In terms of other drug treatments for BPD in extremely premature infants, research into caffeine and mesenchymal stem cell treatment has increased significantly in recent years. Most scholars believe that early use of caffeine is beneficial as a treatment of BPD [18, 19]. Caffeine use within 48 hours of birth can allow the removal of the ventilator earlier and reduce the incidence of BPD, PDA, and neurodysplasia [20]. However, recent studies have shown that premature infants treatment with caffeine within 5 days of birth, and the fatality rate is on the rise [21]. Therefore, more research is needed to clarify the starting time and duration of caffeine treatment.

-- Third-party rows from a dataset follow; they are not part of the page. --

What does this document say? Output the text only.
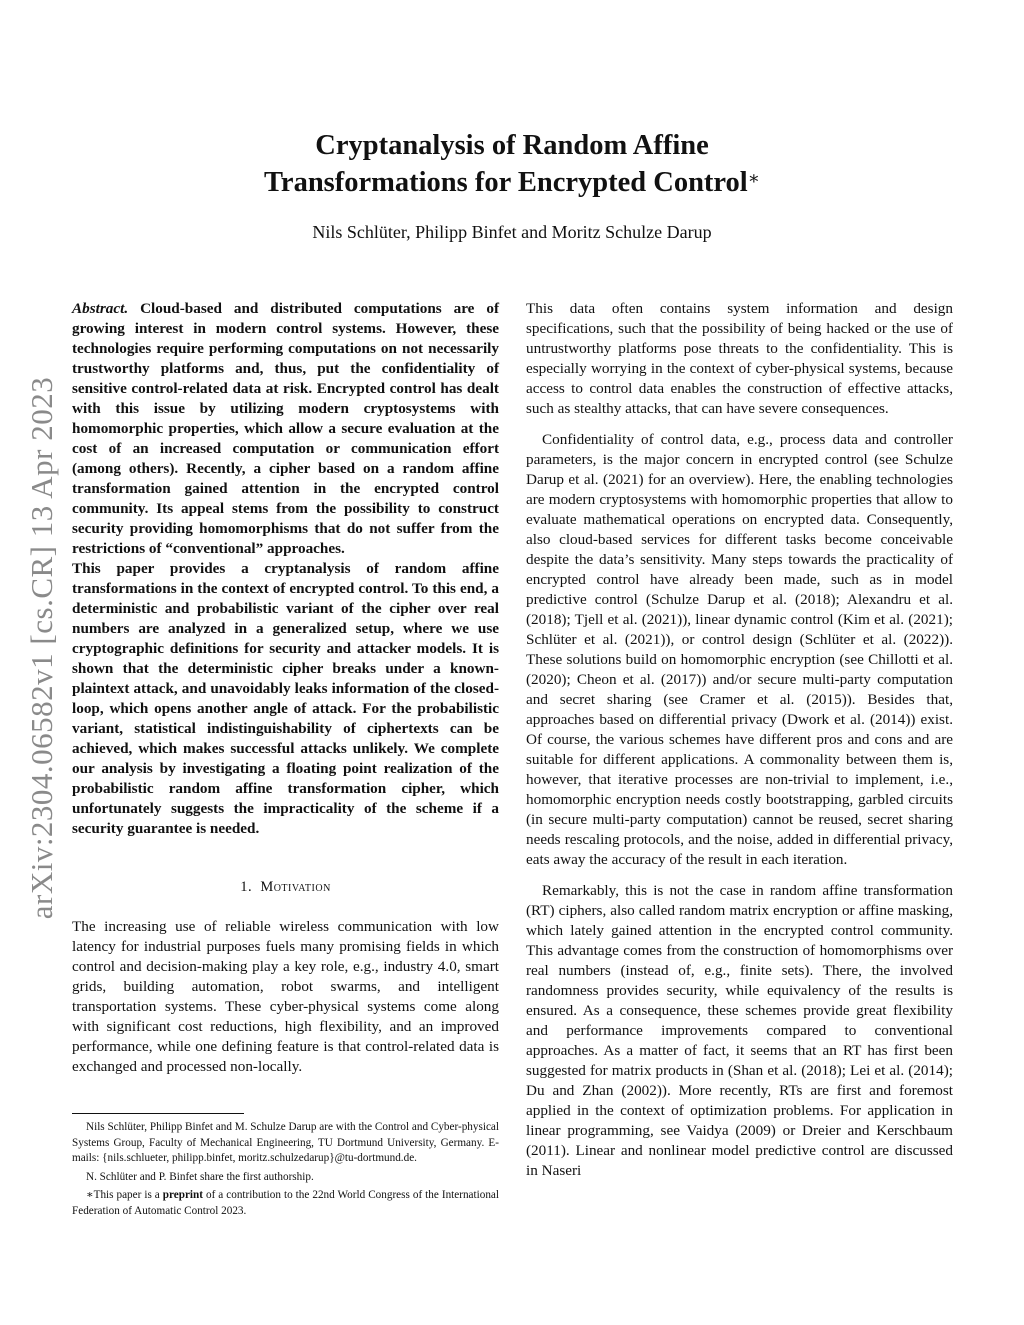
arXiv:2304.06582v1 [cs.CR] 13 Apr 2023
Cryptanalysis of Random Affine
Transformations for Encrypted Control∗
Nils Schlüter, Philipp Binfet and Moritz Schulze Darup

Abstract. Cloud-based and distributed computations are of growing interest in modern control systems. However, these technologies require performing computations on not necessarily trustworthy platforms and, thus, put the confidentiality of sensitive control-related data at risk. Encrypted control has dealt with this issue by utilizing modern cryptosystems with homomorphic properties, which allow a secure evaluation at the cost of an increased computation or communication effort (among others). Recently, a cipher based on a random affine transformation gained attention in the encrypted control community. Its appeal stems from the possibility to construct security providing homomorphisms that do not suffer from the restrictions of “conventional” approaches.

This paper provides a cryptanalysis of random affine transformations in the context of encrypted control. To this end, a deterministic and probabilistic variant of the cipher over real numbers are analyzed in a generalized setup, where we use cryptographic definitions for security and attacker models. It is shown that the deterministic cipher breaks under a known-plaintext attack, and unavoidably leaks information of the closed-loop, which opens another angle of attack. For the probabilistic variant, statistical indistinguishability of ciphertexts can be achieved, which makes successful attacks unlikely. We complete our analysis by investigating a floating point realization of the probabilistic random affine transformation cipher, which unfortunately suggests the impracticality of the scheme if a security guarantee is needed.

1. Motivation

The increasing use of reliable wireless communication with low latency for industrial purposes fuels many promising fields in which control and decision-making play a key role, e.g., industry 4.0, smart grids, building automation, robot swarms, and intelligent transportation systems. These cyber-physical systems come along with significant cost reductions, high flexibility, and an improved performance, while one defining feature is that control-related data is exchanged and processed non-locally.

Nils Schlüter, Philipp Binfet and M. Schulze Darup are with the Control and Cyber-physical Systems Group, Faculty of Mechanical Engineering, TU Dortmund University, Germany. E-mails: {nils.schlueter, philipp.binfet, moritz.schulzedarup}@tu-dortmund.de.

N. Schlüter and P. Binfet share the first authorship.

∗This paper is a preprint of a contribution to the 22nd World Congress of the International Federation of Automatic Control 2023.

This data often contains system information and design specifications, such that the possibility of being hacked or the use of untrustworthy platforms pose threats to the confidentiality. This is especially worrying in the context of cyber-physical systems, because access to control data enables the construction of effective attacks, such as stealthy attacks, that can have severe consequences.

Confidentiality of control data, e.g., process data and controller parameters, is the major concern in encrypted control (see Schulze Darup et al. (2021) for an overview). Here, the enabling technologies are modern cryptosystems with homomorphic properties that allow to evaluate mathematical operations on encrypted data. Consequently, also cloud-based services for different tasks become conceivable despite the data’s sensitivity. Many steps towards the practicality of encrypted control have already been made, such as in model predictive control (Schulze Darup et al. (2018); Alexandru et al. (2018); Tjell et al. (2021)), linear dynamic control (Kim et al. (2021); Schlüter et al. (2021)), or control design (Schlüter et al. (2022)). These solutions build on homomorphic encryption (see Chillotti et al. (2020); Cheon et al. (2017)) and/or secure multi-party computation and secret sharing (see Cramer et al. (2015)). Besides that, approaches based on differential privacy (Dwork et al. (2014)) exist. Of course, the various schemes have different pros and cons and are suitable for different applications. A commonality between them is, however, that iterative processes are non-trivial to implement, i.e., homomorphic encryption needs costly bootstrapping, garbled circuits (in secure multi-party computation) cannot be reused, secret sharing needs rescaling protocols, and the noise, added in differential privacy, eats away the accuracy of the result in each iteration.

Remarkably, this is not the case in random affine transformation (RT) ciphers, also called random matrix encryption or affine masking, which lately gained attention in the encrypted control community. This advantage comes from the construction of homomorphisms over real numbers (instead of, e.g., finite sets). There, the involved randomness provides security, while equivalency of the results is ensured. As a consequence, these schemes provide great flexibility and performance improvements compared to conventional approaches. As a matter of fact, it seems that an RT has first been suggested for matrix products in (Shan et al. (2018); Lei et al. (2014); Du and Zhan (2002)). More recently, RTs are first and foremost applied in the context of optimization problems. For application in linear programming, see Vaidya (2009) or Dreier and Kerschbaum (2011). Linear and nonlinear model predictive control are discussed in Naseri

In the past five years, several trials have investigated the treatment of BPD with cell therapy. Mesenchymal stem cells (MSCs) derived from human cord blood have received particular attention due to their easy isolation, low immunogenicity, and anti-inflammatory and repair properties. Four countries, South Korea[22], the United States[23], Spain[24], and China[25], have successfully carried out phase I or II clinical trials of MSCs to treat BPD. Published results show that intravenous or intratracheal injection of MSCs can change the composition of inflammatory factors in airway secretions, reduce lung inflammation and fibrosis, and reduce the severity of BPD; to date, no adverse reactions have been found [26]. However, the mechanism of MSCs in repairing BPD is unclear. Therefore, the study of the pathophysiology of BPD, the use of MSCs for treatment, and transforming cell therapy into clinical use will be important areas of future research.
Research hotspots in the past five years have shown that research has gradually moved toward the complications and prognosis of BPD in extremely premature infants. Neurodevelopmental disorders and pulmonary hypertension(PH) are the two major complications of BPD. The long-term neurodevelopmental outcome of preterm infants with BPD is significantly higher than that of non-BPD preterm infants [27]. Neurodevelopment disorders risk factors include infections, poor growth, birth hypoxia, and later steroid use. Studies have shown that infants treated with dexamethasone have increased motor dysfunction and cerebral palsy incidences but decreased academic performance [28, 29]. PH is the most severe complication of BPD [30], with an incidence rate of 14–50% [31]. This complication can progress to pulmonary heart disease(PHD) and significantly affect long-term prognosis. BPD-related PH has a mortality rate of up to 40% before two years of age [32]. Simultaneously, children with BPD should be followed after discharge from the hospital to evaluate the treatments’ long-term consequences.